Something More

Our school plays porn to students. To my knowledge, it’s pseudo-porn and only in “English 154: Literature and Sexuality” during shopping period, but it’s alluring enough to induce 481 Harvard undergraduates into enrolling in the class, despite liberals, conservatives, and faculty alike decrying sexual objectification. Our school delights in humanism—reason! Intellect! Achievement! But when it comes to sex, the pursuit of physical pleasure—as long as you’ve got a condom—transcends reason. Self-control is prudish, unenlightened restraint—down with the patriarchy! Away with gender roles! My body is my play toy.

We have descended into a paradox. Sex gives us meaning—but is a meaningless end in itself. Our very identities are sexualized. As illustrated by “Harvard FML,” our newest and most embarrassing confessional outlet, hookups are messy, and college romance is messier. One cyber-girl moans, “All the guys I like always stop talking to me after we hook up. I feel like a classic ‘wham bam, thank you ma’am.’” If we are perplexed with organic chemistry and philosophy, then we are bewildered by sex, lust, love, and the specter of marriage.
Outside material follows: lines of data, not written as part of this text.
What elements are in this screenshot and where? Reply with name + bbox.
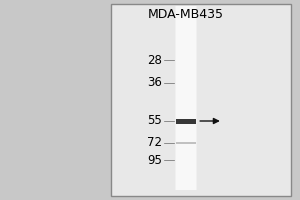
Text: 36: 36 <box>147 76 162 90</box>
Text: 95: 95 <box>147 154 162 166</box>
FancyBboxPatch shape <box>176 142 196 144</box>
Text: MDA-MB435: MDA-MB435 <box>148 8 224 21</box>
FancyBboxPatch shape <box>175 6 197 190</box>
Text: 28: 28 <box>147 53 162 66</box>
FancyBboxPatch shape <box>176 6 196 190</box>
FancyBboxPatch shape <box>111 4 291 196</box>
FancyBboxPatch shape <box>176 118 196 123</box>
Text: 55: 55 <box>147 114 162 128</box>
Text: 72: 72 <box>147 137 162 150</box>
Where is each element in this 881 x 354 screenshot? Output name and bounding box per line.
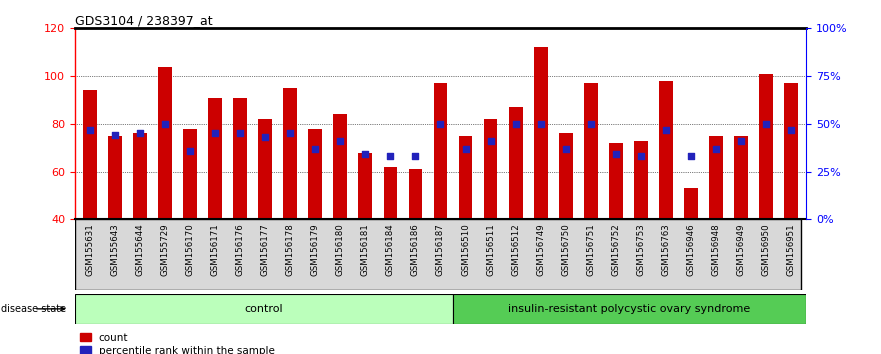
Bar: [359, 153, 373, 219]
Text: GSM156179: GSM156179: [311, 223, 320, 276]
Text: insulin-resistant polycystic ovary syndrome: insulin-resistant polycystic ovary syndr…: [508, 304, 751, 314]
Bar: [108, 136, 122, 219]
Text: GSM155643: GSM155643: [110, 223, 120, 276]
Text: GSM156949: GSM156949: [737, 223, 745, 275]
Bar: [75, 294, 453, 324]
Text: GSM156180: GSM156180: [336, 223, 344, 276]
Text: GSM156511: GSM156511: [486, 223, 495, 276]
Text: GSM156176: GSM156176: [235, 223, 245, 276]
Text: GSM155631: GSM155631: [85, 223, 94, 276]
Bar: [133, 133, 147, 219]
Text: GSM156948: GSM156948: [712, 223, 721, 276]
Point: [409, 154, 423, 159]
Text: GSM156187: GSM156187: [436, 223, 445, 276]
Point: [107, 132, 122, 138]
Point: [734, 138, 748, 144]
Bar: [308, 129, 322, 219]
Text: GDS3104 / 238397_at: GDS3104 / 238397_at: [75, 14, 212, 27]
Point: [258, 135, 272, 140]
Text: GSM156751: GSM156751: [586, 223, 596, 276]
Point: [508, 121, 522, 127]
Text: GSM156951: GSM156951: [787, 223, 796, 276]
Bar: [83, 91, 97, 219]
Point: [458, 146, 472, 152]
Bar: [233, 98, 247, 219]
Text: GSM155729: GSM155729: [160, 223, 169, 276]
Bar: [183, 129, 197, 219]
Bar: [759, 74, 773, 219]
Bar: [208, 98, 222, 219]
Point: [484, 138, 498, 144]
Point: [208, 131, 222, 136]
Text: GSM156512: GSM156512: [511, 223, 520, 276]
Text: GSM156186: GSM156186: [411, 223, 420, 276]
Point: [659, 127, 673, 132]
Bar: [534, 47, 548, 219]
Bar: [609, 143, 623, 219]
Text: GSM156170: GSM156170: [186, 223, 195, 276]
Bar: [383, 167, 397, 219]
Bar: [258, 119, 272, 219]
Text: GSM155644: GSM155644: [136, 223, 144, 276]
Text: control: control: [245, 304, 284, 314]
Text: GSM156178: GSM156178: [285, 223, 295, 276]
Point: [433, 121, 448, 127]
Point: [133, 131, 147, 136]
Text: GSM156749: GSM156749: [537, 223, 545, 276]
Text: GSM156184: GSM156184: [386, 223, 395, 276]
Point: [308, 146, 322, 152]
Point: [684, 154, 698, 159]
Text: GSM156750: GSM156750: [561, 223, 570, 276]
Text: GSM156946: GSM156946: [686, 223, 695, 276]
Bar: [284, 88, 297, 219]
Text: GSM156753: GSM156753: [636, 223, 646, 276]
Point: [784, 127, 798, 132]
Point: [83, 127, 97, 132]
Bar: [709, 136, 722, 219]
Bar: [659, 81, 673, 219]
Bar: [634, 141, 648, 219]
Bar: [734, 136, 748, 219]
Text: GSM156752: GSM156752: [611, 223, 620, 276]
Text: GSM156950: GSM156950: [761, 223, 771, 276]
Legend: count, percentile rank within the sample: count, percentile rank within the sample: [80, 333, 275, 354]
Bar: [333, 114, 347, 219]
Bar: [484, 119, 498, 219]
Bar: [433, 83, 448, 219]
Bar: [584, 83, 597, 219]
Bar: [559, 133, 573, 219]
Text: GSM156171: GSM156171: [211, 223, 219, 276]
Point: [709, 146, 723, 152]
Bar: [508, 107, 522, 219]
Bar: [453, 294, 806, 324]
Text: GSM156181: GSM156181: [361, 223, 370, 276]
Point: [333, 138, 347, 144]
Point: [759, 121, 774, 127]
Point: [534, 121, 548, 127]
Point: [158, 121, 172, 127]
Bar: [459, 136, 472, 219]
Point: [584, 121, 598, 127]
Point: [609, 152, 623, 157]
Bar: [684, 188, 698, 219]
Point: [383, 154, 397, 159]
Point: [633, 154, 648, 159]
Bar: [409, 169, 422, 219]
Bar: [784, 83, 798, 219]
Point: [233, 131, 248, 136]
Point: [559, 146, 573, 152]
Bar: [159, 67, 172, 219]
Text: disease state: disease state: [2, 304, 67, 314]
Text: GSM156177: GSM156177: [261, 223, 270, 276]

We wildly seek answers. By trial, by error, by reading, by debating, by daydreaming, by flirting, by midnight talks lounging on roommate’s beds, by dining -hall conversations leaving us wondering where all the good men or women have gone: Is there truth? Will it set us free?

It is in this whirlwind that True Love Revolution connects the fragments of our culture. The nature of the 21st-century academic relegates us to later marriages. We are destined to fall in and out of love—or something—again and again before we seal the deal. This open time window encourages sexual activity—with or without commitment. “Gossip Girl” features high-school students losing both their virginity and dignity, Cosmopolitan flouts sex tips, movies mock men who wait for marriage, and intellectuals call casual sex empowering. It’s difficult to describe the plot of a contemporary TV show without relating who slept with whom. If cultures speak, then our culture screams: “It’s normal, OK?”

But if casual sex is normal, why do culture and academia need to remind us? Better yet, why do some radical feminists save their virginity? Why do at least 42 percent of Harvard students not have sex? Some declare that we just can’t get any sex, but if a larger percentage of the student body wanted the hookup culture, odds would be pretty good that more students could find it.

Without declaring war, True Love Revolution draws a conclusion. Culture reduces us to the sexual, but being human promises so much more. The sexualization of people and relationships hinders our development as human beings. When we embrace the sexual culture that stretches its logic to render us servile, we find ourselves unfulfilled. Abstinence resists cultural messages about human worth. Unlike casual sex, abstinence is empowering because, instead of making sex and uncontrolled lust an end, it makes people the end.

English 154 grapples with this same idea. “Sexuality” has gradually displaced “soul,” “mind,” and “character” as the most essential and salient ingredient in modern subjectivity, as the “truth of the self,” reads the course description. Temporary physical pleasure now outwits the soul, reason, and virtue. Gone are the days when we place value on condemning its consequences, though many conspicuously refuse to participate.

The vast majority of college students seek marriage one day, but our perspectives on relationships do not always reflect this. It is as if commitment is a character trait developed instantly at the altar—once the ring is on the finger. But those of us addicted to endorphins, prone to procrastination, or disposed to overspending recognize that traits cannot apparate; they must be habituated. By trial and error, society found that cohabitation and increased number of sexual partners lead to higher divorce rates.

In this commitment-less environment, social connections wither away, as evidenced in Professor Robert Putnam’s sobering book, “Bowling Alone.” On our fast-paced campus, a dating-culture return may be distant, but a return to commitment habituated through abstinence to a future partner will both galvanize the dating scene and make people more deeply known—a longing so prevalent it is heartbreaking.

We are lackluster students—we believe what we learn. We willingly objectify ourselves, and our best foot forward is our sexuality, not our soul. When we embrace the sexualized college student role, we surrender our identities: The vibrant, beautiful, curious, winsome, self-controlled men and women that we are. Will we be slaves to sexuality, or seek out something more?

Rachel L. Wagley ’11 is a sociology concentrator in Quincy House, She is the co-president of True Love Revolution.